On est allongées en cuddle avec Sophie, sur un bac de la cour, entre nos deux heures communes de SVT.
Il n'y a pas de soleil.
- ... et du coup, je sors au mec que ça va pas le faire, il m'insulte, je vais en français parce que cette connasse de prof ne saisi pas que j'ai une vie, elle m'envoie chez la CPE, et une fois là bas je croise l'encadrante du groupe rainbow power qui se fait sûrement doigter par la pétasse qui me colle. Et ensuite, je rentre à la maison après deux heures de sport, et ma mère m'allume sous prétexte que je devrai être plus sérieuse. Et en plus, ce soir au lieu de passer quatre vingt dix minutes avec Rosa, je vais me taper la surveillante qui capte rien à part le nombre de secondes précis qu'il y a dans une heure de retenue.

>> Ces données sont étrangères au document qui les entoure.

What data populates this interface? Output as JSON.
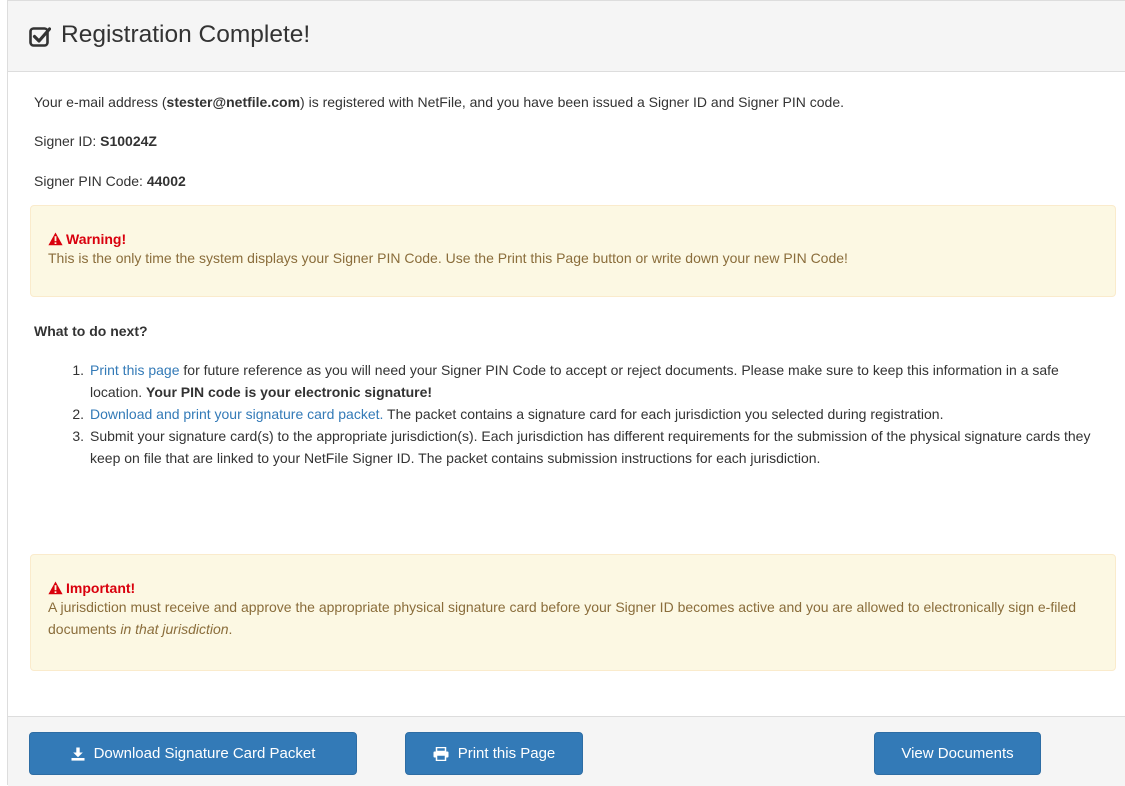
{
  "header": {
    "title": "Registration Complete!",
    "icon": "check-square-icon"
  },
  "intro": {
    "prefix": "Your e-mail address (",
    "email": "stester@netfile.com",
    "suffix": ") is registered with NetFile, and you have been issued a Signer ID and Signer PIN code."
  },
  "signer_id": {
    "label": "Signer ID: ",
    "value": "S10024Z"
  },
  "signer_pin": {
    "label": "Signer PIN Code: ",
    "value": "44002"
  },
  "warning": {
    "title": "Warning!",
    "body": "This is the only time the system displays your Signer PIN Code. Use the Print this Page button or write down your new PIN Code!"
  },
  "next": {
    "heading": "What to do next?",
    "steps": [
      {
        "num": "1.",
        "link": "Print this page",
        "text": " for future reference as you will need your Signer PIN Code to accept or reject documents. Please make sure to keep this information in a safe location. ",
        "bold": "Your PIN code is your electronic signature!"
      },
      {
        "num": "2.",
        "link": "Download and print your signature card packet.",
        "text": " The packet contains a signature card for each jurisdiction you selected during registration."
      },
      {
        "num": "3.",
        "text": "Submit your signature card(s) to the appropriate jurisdiction(s). Each jurisdiction has different requirements for the submission of the physical signature cards they keep on file that are linked to your NetFile Signer ID. The packet contains submission instructions for each jurisdiction."
      }
    ]
  },
  "important": {
    "title": "Important!",
    "body": "A jurisdiction must receive and approve the appropriate physical signature card before your Signer ID becomes active and you are allowed to electronically sign e-filed documents ",
    "italic": "in that jurisdiction",
    "end": "."
  },
  "footer": {
    "download_label": "Download Signature Card Packet",
    "print_label": "Print this Page",
    "view_label": "View Documents"
  },
  "colors": {
    "primary": "#337ab7",
    "warning_bg": "#fcf8e3",
    "warning_text": "#8a6d3b",
    "alert_title": "#d9000d",
    "link": "#337ab7"
  }
}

- Bichette, ça va aller ? demande Sophie qui supporte mon poids et qui arrive quand même à parler, congratulations.
- Oui oui. Et je dois dire à Rosa que je ne pourrai pas venir à cause de mes conneries.
- Tu ne l'as toujours pas fait ?
- Non, j'ai peur qu'elle m'en veuille.
Sophie s'écarte, ris.
- Tu l'aime ?
- Nonnnnnnnn.
- Si.
- Non.
- Si.
- Non.
- Si.
- Non.
- Si.
- Non.
- Si.
- Arrête, non je ne l'aime pas, elle porte juste le nom de ma crush d'enfance à une lettre près, elle danse comme la meuf dans le lac des cygnes et elle m'envoie des invites à des date, mais je ne l'aime pas.
- Menteuse.
Je soupire.
- D'accord, elle vient en deuxième place dans mon classement de mes futures femmes, après Rosé, mais ça n'ira pas plus loin.
- Plus loin que quoi ? Le mariage, ou les enfants ?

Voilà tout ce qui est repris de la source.